Key purpose and intent
- Provide lessees of state grazing lands an alternative to traditional subleasing by allowing the grazing of non‑owned livestock under specified notification and fee rules.
- Clarify/limit when sublease approval is required and create an administratively set non‑owned livestock fee as an option in lieu of sharing excess rental income.

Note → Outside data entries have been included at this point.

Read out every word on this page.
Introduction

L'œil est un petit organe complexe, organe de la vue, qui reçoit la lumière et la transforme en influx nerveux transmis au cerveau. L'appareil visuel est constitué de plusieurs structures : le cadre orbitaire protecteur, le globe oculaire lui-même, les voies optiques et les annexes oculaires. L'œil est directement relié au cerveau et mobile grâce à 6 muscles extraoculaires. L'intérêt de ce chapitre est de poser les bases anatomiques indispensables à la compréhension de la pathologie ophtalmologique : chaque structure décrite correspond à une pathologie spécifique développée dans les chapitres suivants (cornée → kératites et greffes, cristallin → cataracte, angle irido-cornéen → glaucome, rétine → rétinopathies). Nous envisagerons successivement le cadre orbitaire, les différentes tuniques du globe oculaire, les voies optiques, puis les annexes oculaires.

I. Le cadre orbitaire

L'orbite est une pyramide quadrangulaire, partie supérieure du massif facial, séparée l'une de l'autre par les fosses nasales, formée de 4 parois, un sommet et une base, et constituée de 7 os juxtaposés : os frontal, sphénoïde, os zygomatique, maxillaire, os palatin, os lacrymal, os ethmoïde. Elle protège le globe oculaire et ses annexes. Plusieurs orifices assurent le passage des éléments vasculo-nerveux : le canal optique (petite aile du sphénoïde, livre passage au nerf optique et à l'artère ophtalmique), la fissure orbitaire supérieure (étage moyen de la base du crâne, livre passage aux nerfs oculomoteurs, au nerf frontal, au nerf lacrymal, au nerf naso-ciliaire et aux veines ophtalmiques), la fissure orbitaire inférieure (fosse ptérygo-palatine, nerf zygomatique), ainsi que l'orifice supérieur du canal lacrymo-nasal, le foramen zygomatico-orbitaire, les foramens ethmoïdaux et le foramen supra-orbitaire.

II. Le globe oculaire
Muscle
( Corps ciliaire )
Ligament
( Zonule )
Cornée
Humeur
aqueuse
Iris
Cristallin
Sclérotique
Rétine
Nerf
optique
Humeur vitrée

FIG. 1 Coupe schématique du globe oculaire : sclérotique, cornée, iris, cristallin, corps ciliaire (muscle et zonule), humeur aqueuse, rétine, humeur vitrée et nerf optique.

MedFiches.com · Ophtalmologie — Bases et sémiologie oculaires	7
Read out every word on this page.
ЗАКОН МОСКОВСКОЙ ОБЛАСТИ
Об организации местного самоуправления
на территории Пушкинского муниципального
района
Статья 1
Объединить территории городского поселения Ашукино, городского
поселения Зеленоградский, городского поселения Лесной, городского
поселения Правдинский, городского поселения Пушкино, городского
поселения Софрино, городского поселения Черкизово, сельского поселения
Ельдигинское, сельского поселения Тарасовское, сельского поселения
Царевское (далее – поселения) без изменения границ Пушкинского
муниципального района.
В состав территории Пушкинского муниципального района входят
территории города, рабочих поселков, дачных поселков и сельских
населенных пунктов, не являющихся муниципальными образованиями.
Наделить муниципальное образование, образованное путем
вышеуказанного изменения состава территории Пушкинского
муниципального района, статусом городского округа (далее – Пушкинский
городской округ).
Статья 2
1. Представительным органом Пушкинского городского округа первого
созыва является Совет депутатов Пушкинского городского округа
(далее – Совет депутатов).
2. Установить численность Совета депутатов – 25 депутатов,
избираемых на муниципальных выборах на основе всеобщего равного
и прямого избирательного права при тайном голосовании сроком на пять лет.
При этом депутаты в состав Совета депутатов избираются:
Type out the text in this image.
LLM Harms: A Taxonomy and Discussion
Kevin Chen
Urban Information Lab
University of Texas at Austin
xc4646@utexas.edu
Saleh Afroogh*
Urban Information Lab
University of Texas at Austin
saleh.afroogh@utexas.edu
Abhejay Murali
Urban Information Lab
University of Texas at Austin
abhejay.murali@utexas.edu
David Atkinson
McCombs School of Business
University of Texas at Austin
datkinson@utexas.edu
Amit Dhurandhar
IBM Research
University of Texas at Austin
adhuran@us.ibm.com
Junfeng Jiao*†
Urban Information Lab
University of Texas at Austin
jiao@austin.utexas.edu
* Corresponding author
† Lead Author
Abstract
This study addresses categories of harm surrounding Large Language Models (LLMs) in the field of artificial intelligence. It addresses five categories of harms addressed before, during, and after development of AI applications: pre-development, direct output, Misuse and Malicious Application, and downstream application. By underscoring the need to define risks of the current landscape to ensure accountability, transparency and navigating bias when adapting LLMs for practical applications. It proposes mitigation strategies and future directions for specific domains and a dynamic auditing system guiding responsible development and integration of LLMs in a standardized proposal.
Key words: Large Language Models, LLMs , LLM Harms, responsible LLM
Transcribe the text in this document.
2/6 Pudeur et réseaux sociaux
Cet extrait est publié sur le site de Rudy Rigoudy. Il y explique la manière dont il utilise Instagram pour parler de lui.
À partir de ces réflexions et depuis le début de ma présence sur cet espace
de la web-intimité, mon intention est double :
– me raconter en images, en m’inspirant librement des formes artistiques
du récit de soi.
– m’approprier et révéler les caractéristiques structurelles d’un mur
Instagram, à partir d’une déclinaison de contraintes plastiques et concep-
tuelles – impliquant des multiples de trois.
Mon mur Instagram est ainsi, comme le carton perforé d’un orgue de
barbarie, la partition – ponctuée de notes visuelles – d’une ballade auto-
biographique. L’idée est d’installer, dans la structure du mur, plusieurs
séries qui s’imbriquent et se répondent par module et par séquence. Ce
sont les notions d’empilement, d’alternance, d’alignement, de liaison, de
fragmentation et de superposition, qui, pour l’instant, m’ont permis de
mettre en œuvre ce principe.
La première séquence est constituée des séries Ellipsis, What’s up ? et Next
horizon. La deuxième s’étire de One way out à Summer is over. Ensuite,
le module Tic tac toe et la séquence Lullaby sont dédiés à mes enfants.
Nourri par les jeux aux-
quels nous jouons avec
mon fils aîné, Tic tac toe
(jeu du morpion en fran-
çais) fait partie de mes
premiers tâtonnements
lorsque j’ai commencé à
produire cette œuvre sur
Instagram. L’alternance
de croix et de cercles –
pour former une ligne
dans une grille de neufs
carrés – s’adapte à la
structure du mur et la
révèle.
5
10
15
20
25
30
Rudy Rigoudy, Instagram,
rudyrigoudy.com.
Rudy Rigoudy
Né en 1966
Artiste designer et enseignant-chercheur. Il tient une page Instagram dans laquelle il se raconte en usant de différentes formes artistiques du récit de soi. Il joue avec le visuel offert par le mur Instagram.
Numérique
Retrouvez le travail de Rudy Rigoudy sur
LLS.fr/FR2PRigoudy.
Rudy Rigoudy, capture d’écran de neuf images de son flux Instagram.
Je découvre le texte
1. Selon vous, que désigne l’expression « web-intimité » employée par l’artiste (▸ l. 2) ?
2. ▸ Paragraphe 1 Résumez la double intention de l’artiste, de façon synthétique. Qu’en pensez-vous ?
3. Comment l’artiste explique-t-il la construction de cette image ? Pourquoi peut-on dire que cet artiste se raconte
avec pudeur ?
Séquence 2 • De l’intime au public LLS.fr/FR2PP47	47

Major provisions and changes
- Sublease revenue share: Retains the rule that when lands are subleased, one‑half of the “excess rental” (the money received for use of the leased lands minus the annual lease rental) must be paid to the state.
- Non‑owned livestock option: A lessee who allows livestock they do not own to graze can avoid traditional sublease approval by:
- Providing documentation of non‑owned livestock grazing to the Office of State Lands and Investments, and
- Filing notice of the presence of non‑owned livestock on a form supplied by the Office within 30 days after the livestock arrive on the leased land.
- Paying a monthly fee per head of non‑owned livestock, established by the Board of Land Commissioners, not to exceed 50% of the annual animal‑unit‑month (AUM) rental rate. Payment is due within 30 days after removal of the animals.
- Ownership‑commonality exemption: If the lessee notifies the Office that the entities holding the lease and owning the livestock have common ownership of at least 80%, the lessee will not be required to obtain sublease approval or pay the non‑owned livestock fee (i.e., an exemption from those requirements).
- Repeals: The bill repeals W.S. 36‑5‑105(d)(iv)(A)–(C), (v) and (vi) (older subleasing provisions).
- Definitions: The bill references the statutory definition of “animal unit month” (W.S. 41‑3‑116(a)(ii)) and defines “excess rental” for purposes of calculating sublease shares.

Who is affected
- Primary: Lessees of state grazing lands, ranchers who graze livestock on state leases, and livestock owners who are not the leaseholder.
- State agencies: Office of State Lands and Investments (administration/recording and fee collection) and the Board of Land Commissioners (authority to set the non‑owned livestock fee).
- Fiscal impact: Potentially affects non‑administrative revenue to the state (rental/fee receipts).

Fiscal note
- The Legislative Service Office reports the fiscal impact is indeterminable. Uncertainty stems from:
- Lessees’ choice between submitting a sublease (paying half the excess rental) or using the non‑owned livestock fee option, and
- The Board’s yet‑to‑be‑set fee amount (fee may be up to 50% of annual AUM rental). LSO cannot predict net revenue increase or decrease.

Procedural / timeline notes
- Introduced Jan 14, 2025; referred to Education (committee activity recorded Jan 16–30, 2025). Subcommittee recommended passage. Bill was renumbered in committee actions (referenced as SF 171 in one report).
- The bill text includes a Section stating it is effective July 1, 2026.
- Documents provided contain an inconsistent retroactivity statement (retroactive to Jan 1, 2025) that appears to belong to another measure; the bill’s own Section 3 sets July 1, 2026 as the effective date. Users should confirm the final enrolled version for any retroactivity or effective‑date language.

Note: This summary focuses on the state lands/grazing provisions contained in SF 16. The provided packet includes some inconsistent/likely unrelated text (school district reorganization language); that text does not appear to be part of the grazing/subleasing changes described above.

Compiled from official sources — confirm details with the bill’s official record.